Abstract



An accent-based approach to automatic rendering of piano performance: Preliminary auditory evaluation
Erica Bisesi; Richard Parncutt

Centre for Systematic Musicology, University of Graz, Austria

We are exploring the complex relationship between accents and expression in piano performance. Accents are local events that attract a listener’s attention and are either evident from the score (immanent) or added by the performer (performed). Immanent accents are associated with (temporal, serial) grouping (phrasing), metre (downbeats), melody (peaks, leaps) and harmony (or dissonance). In piano music, performed accents involve changes in timing, dynamics, articulation, and pedalling; they vary in amplitude, form (amplitude as a function of time), and duration (the period of time during which the timing or dynamics are affected).
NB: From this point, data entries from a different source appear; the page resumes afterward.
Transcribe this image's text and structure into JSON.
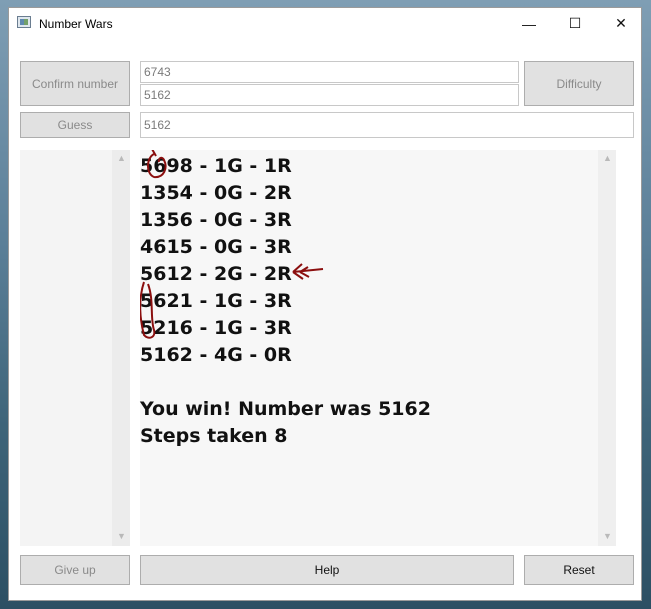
{
  "window": {
    "title": "Number Wars",
    "minimize_symbol": "—",
    "maximize_symbol": "☐",
    "close_symbol": "✕"
  },
  "toolbar": {
    "confirm_label": "Confirm number",
    "guess_label": "Guess",
    "difficulty_label": "Difficulty",
    "secret_number": "6743",
    "confirmed_number": "5162",
    "guess_input": "5162"
  },
  "log": {
    "lines": [
      "5698 - 1G - 1R",
      "1354 - 0G - 2R",
      "1356 - 0G - 3R",
      "4615 - 0G - 3R",
      "5612 - 2G - 2R",
      "5621 - 1G - 3R",
      "5216 - 1G - 3R",
      "5162 - 4G - 0R",
      "",
      "You win! Number was 5162",
      "Steps taken 8"
    ]
  },
  "footer": {
    "give_up_label": "Give up",
    "help_label": "Help",
    "reset_label": "Reset"
  },
  "annotation_color": "#8b0f0f"
}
We are analyzing a selection of Chopin Preludes using a novel method that combines aspects of the generative approach of Lerdahl and Jackendoff (1983), the modeling approach of Sundberg (1988) and the accent-based approach of Parncutt (2003). In the first stage, pianists and music theorists mark grouping, melodic and harmonic accents on the score, estimate the importance (salience) of each, and discuss their interrelationships. In the second stage, we mathematically model timing and dynamics in the vicinity of selected accents using an extended version of Director Musices ? a software package for automatic rendering of expressive performance. This work was supported by the Lise Meitner Project M 1186- N23 (“Measuring and modelling expression in piano performance”), sponsored by the Austrian Fonds zur Förderung der wissenschaftlichen Forschung (FWF).